Skulls, floweral compositions, people; these are all classical examples of the temporal and fleetingly mortal nature of this world. Staniak is interested how the visual information of these objects and subjects can be stored as an image produced by the painter, existing long after the real representative of the sign on the canvas has died, withered or turned to dust.
This is compounded by the fact these images exist in a black void, which is either the unknown information of the environment that each object is within, or the negation of the information of the objects environment. They float in the black, ungrounded studies, egotistically, the only thing in existence within the picture plane.
These are not paintings that are in the business of storing information, they are only suggesting it. The images are not hyper-real, they contain the mark of the brush and the nuances of paint on canvas, another suggestion in the direction that the works are more about indicating how information can be captured with a painting rather than being actually paintings of captured information.

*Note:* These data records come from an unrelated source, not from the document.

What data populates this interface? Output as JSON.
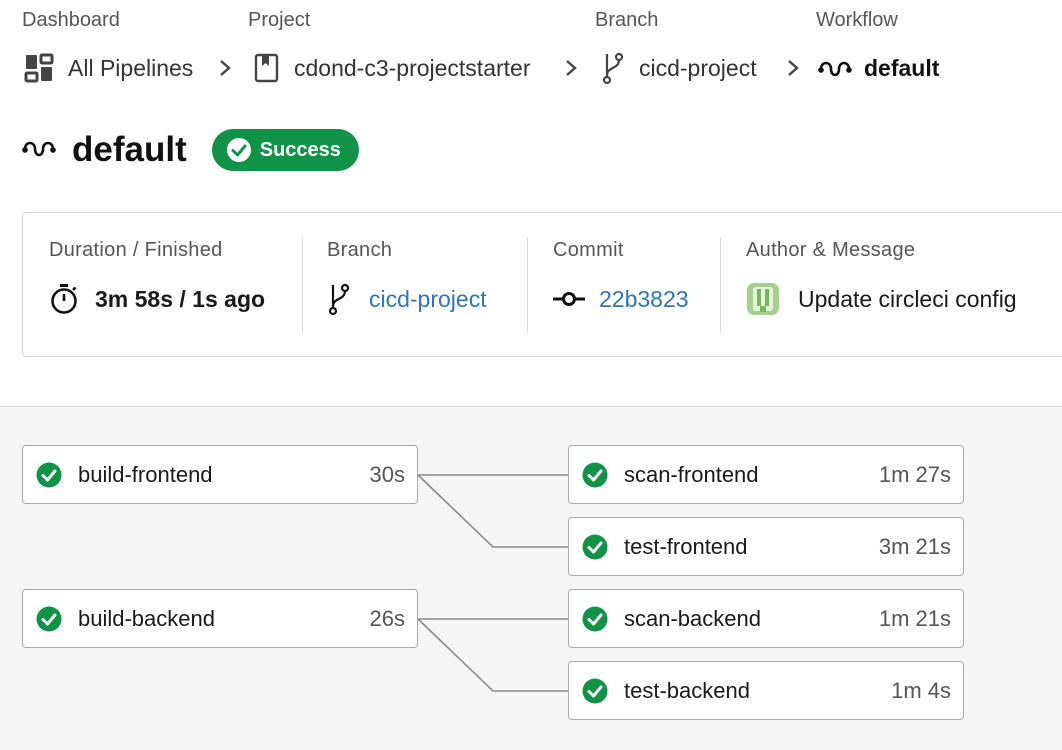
{
  "breadcrumb": {
    "labels": {
      "dashboard": "Dashboard",
      "project": "Project",
      "branch": "Branch",
      "workflow": "Workflow"
    },
    "items": {
      "dashboard": "All Pipelines",
      "project": "cdond-c3-projectstarter",
      "branch": "cicd-project",
      "workflow": "default"
    }
  },
  "workflow": {
    "title": "default",
    "status": "Success",
    "status_color": "#109346"
  },
  "info": {
    "duration_label": "Duration / Finished",
    "duration_value": "3m 58s / 1s ago",
    "branch_label": "Branch",
    "branch_value": "cicd-project",
    "commit_label": "Commit",
    "commit_value": "22b3823",
    "author_label": "Author & Message",
    "author_message": "Update circleci config",
    "link_color": "#2d75b7"
  },
  "jobs": {
    "build_frontend": {
      "name": "build-frontend",
      "duration": "30s"
    },
    "scan_frontend": {
      "name": "scan-frontend",
      "duration": "1m 27s"
    },
    "test_frontend": {
      "name": "test-frontend",
      "duration": "3m 21s"
    },
    "build_backend": {
      "name": "build-backend",
      "duration": "26s"
    },
    "scan_backend": {
      "name": "scan-backend",
      "duration": "1m 21s"
    },
    "test_backend": {
      "name": "test-backend",
      "duration": "1m 4s"
    }
  },
  "icons": {
    "dashboard": "dashboard-grid-icon",
    "project": "book-icon",
    "branch": "git-branch-icon",
    "workflow": "workflow-icon",
    "separator": "chevron-right-icon",
    "success": "check-circle-icon",
    "duration": "stopwatch-icon",
    "commit": "git-commit-icon",
    "author": "avatar"
  }
}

Lasers scan across the surfaces of the subjects, filling each minute crack they flash upon, picking up detail unseen by the human eye. Information so rich that it is incapable of being seen by even the most observant or of being produced by even the most skilled artists’ hand.
I can not help but feel that Staniak may be suggesting that painting is truly an inadequate and redundant method of representation or documentation in this contemporary world within which so many other and more efficient technological means for doing the same job, with greater ease, are available to us. This is okay though, the painting itself admits it and accepts it as it relays its own shortcomings in this area to the viewer. So where to now for painting and antiquated subject matter? Endless self analysis into the void no doubt, as places for it in this world are fast becoming scarce.